All other arguments in favour of its inclusion are thus, simply put, null and void. Particularly those that attempt – as Scylla does – to claim that the removal of this piece (or indeed two pieces it now seems), is a stormy foreboding of possible censorship from the upcoming Linden Endowment for the Arts amounts to nothing less than mischief-making.

At this point in time, parallels between SL7B – which has traditionally been a “PG-only” event, and the LEA are purely speculative; we have no idea if LEA will be “PG-only” or a mix of all the major content ratings within SL, and pushing this particular panic button at this point in time is little more than a false flag exercise – and Scylla is intelligent enough to know this.

Nor is the removal of one or two pictures from SL7B an assault on art, again as Scylla implies in her plethora of posts on the subject. An “assault” would be more along the lines of all such art vanishing from across the grid.

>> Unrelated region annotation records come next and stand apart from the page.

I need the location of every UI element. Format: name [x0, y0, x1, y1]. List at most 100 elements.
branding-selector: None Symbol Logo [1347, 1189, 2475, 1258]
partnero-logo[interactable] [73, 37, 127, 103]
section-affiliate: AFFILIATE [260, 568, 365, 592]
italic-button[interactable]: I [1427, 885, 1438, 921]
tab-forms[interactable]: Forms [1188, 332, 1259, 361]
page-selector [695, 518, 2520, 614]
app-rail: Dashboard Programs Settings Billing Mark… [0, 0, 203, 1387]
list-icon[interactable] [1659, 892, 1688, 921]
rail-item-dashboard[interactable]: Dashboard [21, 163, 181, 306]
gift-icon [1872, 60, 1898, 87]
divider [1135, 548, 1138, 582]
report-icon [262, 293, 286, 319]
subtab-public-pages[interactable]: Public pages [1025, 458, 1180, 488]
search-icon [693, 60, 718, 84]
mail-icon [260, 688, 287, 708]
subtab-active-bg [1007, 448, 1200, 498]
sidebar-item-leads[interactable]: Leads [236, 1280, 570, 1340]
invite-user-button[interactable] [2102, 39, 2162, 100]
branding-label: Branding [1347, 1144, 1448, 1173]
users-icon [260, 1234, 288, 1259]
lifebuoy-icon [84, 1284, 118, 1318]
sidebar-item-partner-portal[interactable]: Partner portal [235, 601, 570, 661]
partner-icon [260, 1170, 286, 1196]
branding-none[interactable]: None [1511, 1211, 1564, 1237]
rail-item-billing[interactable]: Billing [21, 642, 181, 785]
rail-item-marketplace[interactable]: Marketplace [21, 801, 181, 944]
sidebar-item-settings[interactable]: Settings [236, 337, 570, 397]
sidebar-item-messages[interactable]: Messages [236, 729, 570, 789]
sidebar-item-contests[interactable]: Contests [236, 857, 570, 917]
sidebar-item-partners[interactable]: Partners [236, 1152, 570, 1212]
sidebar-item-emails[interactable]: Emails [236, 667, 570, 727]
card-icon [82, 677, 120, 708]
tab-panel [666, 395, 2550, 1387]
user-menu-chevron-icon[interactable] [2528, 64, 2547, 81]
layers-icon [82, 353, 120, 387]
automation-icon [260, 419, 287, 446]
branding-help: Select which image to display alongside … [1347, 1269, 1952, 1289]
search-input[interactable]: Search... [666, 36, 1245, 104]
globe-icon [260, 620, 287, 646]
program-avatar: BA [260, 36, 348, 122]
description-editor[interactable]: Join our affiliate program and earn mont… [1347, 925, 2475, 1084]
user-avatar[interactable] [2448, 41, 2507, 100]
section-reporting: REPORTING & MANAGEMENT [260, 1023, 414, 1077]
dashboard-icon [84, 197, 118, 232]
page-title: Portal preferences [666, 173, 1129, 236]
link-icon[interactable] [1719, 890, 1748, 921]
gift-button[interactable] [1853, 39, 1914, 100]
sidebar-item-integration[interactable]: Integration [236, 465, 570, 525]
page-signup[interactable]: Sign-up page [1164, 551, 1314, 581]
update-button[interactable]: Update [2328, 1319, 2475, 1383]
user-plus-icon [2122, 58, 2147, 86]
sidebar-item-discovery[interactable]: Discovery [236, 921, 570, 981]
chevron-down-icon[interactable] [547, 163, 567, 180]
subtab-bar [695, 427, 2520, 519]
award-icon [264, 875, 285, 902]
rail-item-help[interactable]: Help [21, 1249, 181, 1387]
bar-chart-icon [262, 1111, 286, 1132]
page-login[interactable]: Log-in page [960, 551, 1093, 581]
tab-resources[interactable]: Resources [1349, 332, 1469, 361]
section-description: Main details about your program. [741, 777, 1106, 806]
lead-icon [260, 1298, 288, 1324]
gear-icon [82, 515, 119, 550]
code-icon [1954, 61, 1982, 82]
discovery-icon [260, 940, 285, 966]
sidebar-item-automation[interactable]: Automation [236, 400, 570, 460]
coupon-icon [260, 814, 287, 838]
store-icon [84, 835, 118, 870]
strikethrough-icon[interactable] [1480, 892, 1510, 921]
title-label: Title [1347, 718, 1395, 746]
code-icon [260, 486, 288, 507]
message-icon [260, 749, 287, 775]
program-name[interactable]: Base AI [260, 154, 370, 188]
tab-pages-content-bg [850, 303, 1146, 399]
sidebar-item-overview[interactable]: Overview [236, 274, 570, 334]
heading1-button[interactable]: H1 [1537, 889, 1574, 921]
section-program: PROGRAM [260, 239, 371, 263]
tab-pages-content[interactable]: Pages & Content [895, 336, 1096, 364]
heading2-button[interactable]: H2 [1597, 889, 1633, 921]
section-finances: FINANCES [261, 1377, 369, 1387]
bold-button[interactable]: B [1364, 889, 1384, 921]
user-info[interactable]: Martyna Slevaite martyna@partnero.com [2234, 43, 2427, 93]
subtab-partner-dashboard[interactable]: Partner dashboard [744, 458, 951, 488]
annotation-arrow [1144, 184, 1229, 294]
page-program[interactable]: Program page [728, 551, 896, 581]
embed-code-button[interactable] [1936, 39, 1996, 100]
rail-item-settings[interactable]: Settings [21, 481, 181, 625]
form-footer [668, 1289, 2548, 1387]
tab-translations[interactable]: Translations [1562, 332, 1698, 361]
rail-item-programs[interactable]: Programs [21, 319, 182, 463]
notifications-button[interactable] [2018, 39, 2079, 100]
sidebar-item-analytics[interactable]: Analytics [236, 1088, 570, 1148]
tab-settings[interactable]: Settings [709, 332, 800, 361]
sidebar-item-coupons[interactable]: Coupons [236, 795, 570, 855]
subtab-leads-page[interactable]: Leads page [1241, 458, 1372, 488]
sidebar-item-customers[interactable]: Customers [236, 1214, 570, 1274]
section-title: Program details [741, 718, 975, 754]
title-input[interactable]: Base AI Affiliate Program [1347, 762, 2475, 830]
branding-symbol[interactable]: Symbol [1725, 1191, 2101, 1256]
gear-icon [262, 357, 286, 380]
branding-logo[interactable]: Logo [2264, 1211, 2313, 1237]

No, the rule was clearly stated and fairly acted upon. One can argue all they like about the picture being “stylised” or “non-sexual”, etc., etc., all they want and demand it should be allowed under the banner of “art” – but I wonder if Syclla and her supporters are familiar with the term the “thin end of the wedge”?

Allow a “stylised” version of nudity into the proceedings, then why not allow a stylised picture of “BDSM”? Let’s say the same nude, this time with her arms bound and an image approximating to a whip hanging in the air alongside her.  Again, non-sexual. Again stylised. However, despite her claims otherwise, I suspect Scylla would not have gone out of her way to create a thread decrying the removal of such an image, or participate in other threads against its removal – simply because of her own slanted view of BDSM would dictate that to her the work is no longer art, but an image of violence against women. Thus it would have no place in SL7B and should rightfully be “censored”.

Even without the “BDSM” element above, the fact remains that once you start sliding the bar on “no nudity” around, you enter the murky waters of censorship in a very ugly way – as no matter where you set the bar, it is going to cause outrage and outcry elsewhere. Ergo, the simplest rule is often the best, if not necessarily the fairest.

The flipside of this is, of course, the fact that LL themselves have a track record of decidedly wonky thinking where “nudity”and “art” and what might be considered “offensive” are concerned, and what measures as “acceptable” displays in PG-rated environments. The Second Life birthday celebrations are themselves no stranger to such wonky thinking, as Tateru Nino amusingly pointed out a few years ago.

Double standards were similarly shown around this time last year, at the SL Land Expo. This was again PG-rated, and saw a ban on “adult material” and “nudity”, but a “stylised” model of a man hacked in two and trailing entrails was perfectly OK. Personally, I’ll take a couple of bare nipples over that latter any day in terms of “public acceptability”.

However, the subject of what constitutes a “good rule” or “sound policy” is somewhat different to simply fanning the flames of controversy – which, at the end of the day, is really what both the “banned” pictures and the subsequent hue and cry are all about. There are better platforms from which to try to engage with Linden Lab on matter of policy than to simply break rules and then attempt to browbeat or throw out speculative rumours.

The latter approach may well serve SL7B well in terms of stirring-up much need publicity (and even then, it doesn’t really encourage one to go visit). It certainly doesn’t really benefit anything else, though.